Après "Swamp Club", créé lors du festival d'Avignon de 2013, "La Nuit des Taupes - Welcome to Caveland !" en 2016, Philippe Quesne signe là son appétit démesuré pour tout ce qui touche à l'art… vivant. Creusant de toujours le même sillon, "Farm fatale" peut en effet être considérée comme la dernière-née d'une œuvre unique en son genre… Créer, sur un plateau de théâtre, un univers plastique "grandeur nature", le peupler d'êtres improbables afin de donner à voir poétiquement le passé d'une illusion, celle d'une espèce humaine triomphante régnant en maître absolu sur son territoire.



© Martin Argyroglo.
© Martin Argyroglo.
Retour sur images… Dans "Swamp Club", un marécage "éclairé" par une semi-obscurité et peuplé de plantes vivaces mises en pot laissait émerger une demeure montée sur pilotis, protégée par des hérons… en plastique. Jouxtant ce qui allait se révéler être un centre communautaire accueillant plasticiens, musiciens, écrivains survivalistes, une grotte adossée à la colline abritait une gigantesque taupe extrayant de fabuleuses pépites d'or propres à financer les projets de ces résistants hors-sol.

Dans "Welcome to Caveland !", les humains semblaient d'ores et déjà avoir disparu du paysage au profit de taupes qui, dans leurs galeries (d'art) souterraines, allaient en miroir donner à voir une communauté besogneuse, ripailleuse, paillarde. Comme Tirésias, l'animal aveugle voyant révélait notre condition humaine de manière ludique ou lubrique selon l'orientation de notre regard.

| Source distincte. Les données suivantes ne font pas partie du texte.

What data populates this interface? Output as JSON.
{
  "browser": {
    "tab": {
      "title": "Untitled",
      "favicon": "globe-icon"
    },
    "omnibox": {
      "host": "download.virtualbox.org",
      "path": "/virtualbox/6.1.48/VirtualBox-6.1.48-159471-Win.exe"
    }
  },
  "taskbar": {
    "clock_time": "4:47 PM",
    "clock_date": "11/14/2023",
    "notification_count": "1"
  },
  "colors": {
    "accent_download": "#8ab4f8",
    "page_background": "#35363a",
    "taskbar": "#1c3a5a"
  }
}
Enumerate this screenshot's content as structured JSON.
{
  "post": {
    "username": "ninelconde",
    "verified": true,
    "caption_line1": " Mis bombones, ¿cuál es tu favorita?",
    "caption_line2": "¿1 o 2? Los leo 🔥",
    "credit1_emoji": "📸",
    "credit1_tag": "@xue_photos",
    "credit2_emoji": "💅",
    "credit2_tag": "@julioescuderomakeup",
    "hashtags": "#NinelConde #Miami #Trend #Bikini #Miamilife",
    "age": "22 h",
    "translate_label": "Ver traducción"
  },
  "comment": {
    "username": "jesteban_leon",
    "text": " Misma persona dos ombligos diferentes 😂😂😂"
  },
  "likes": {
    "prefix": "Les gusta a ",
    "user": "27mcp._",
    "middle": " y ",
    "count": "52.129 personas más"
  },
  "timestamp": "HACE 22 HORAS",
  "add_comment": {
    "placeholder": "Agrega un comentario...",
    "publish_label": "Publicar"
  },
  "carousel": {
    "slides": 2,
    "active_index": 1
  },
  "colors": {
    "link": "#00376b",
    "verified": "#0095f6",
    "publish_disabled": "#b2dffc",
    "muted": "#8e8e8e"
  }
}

Dans "Farm fatale", plus de poignées d'artistes résistants, plus de fantasques taupes survivant sous terre. Plus de vie, ni humaine, ni animale… Mais de nostalgiques épouvantails, êtres hybrides mi-pantins articulés, mi-hommes masqués, ayant à cœur de recréer la vie d'avant, dont l'existence semble essentiellement hantée par la re-création de cris d'oiseaux et autres volatiles leur rappelant un temps béni d'eux-mêmes, un temps à jamais perdu et dont ils demeurent les seuls dépositaires.

© Martin Argyroglo.
© Martin Argyroglo.
Sur un plateau éclairé artificiellement et tendu, en son fond, d'un écran d'un blanc immaculé, le vert étant passé de saison, de drôles de créatures aux allures post-humaines semblent avoir pris le relais des maillons d'une humanité définitivement absente. Portant fourches, bottes de paille, cochon en plastique, chantonnant à tue-tête, ces mutants s'apprêtent à s'adonner aux travaux champêtres dont auparavant ils étaient les simples témoins inanimés. L'un d'entre eux, muni d'une perche d'ingénieur du son, casque vissé aux oreilles, diffuse de précieux enregistrements de cris de merles, de pigeons, de rossignols, de pinsons, de caquètements, autant de trésors disparus les plongeant dans une douce et (mal)heureuse mélancolie.

Au son des archives sonores d'une radio diffusée par une parabole hissée au sommet d'une échelle, le slogan "No air, no futur" galvanise les épouvantails, manifestant - comme un seul homme - contre la pollution atmosphéraille. Sans omettre que, dans l'univers selon Philippe Quesne, la musique en live enrichit immanquablement de ses accents toniques le langage plastique. Ainsi les épouvantails musiciens brandissent-ils guitares électriques et claviers électroniques pour interpréter des airs échevelés.

© Martin Argyroglo.
© Martin Argyroglo.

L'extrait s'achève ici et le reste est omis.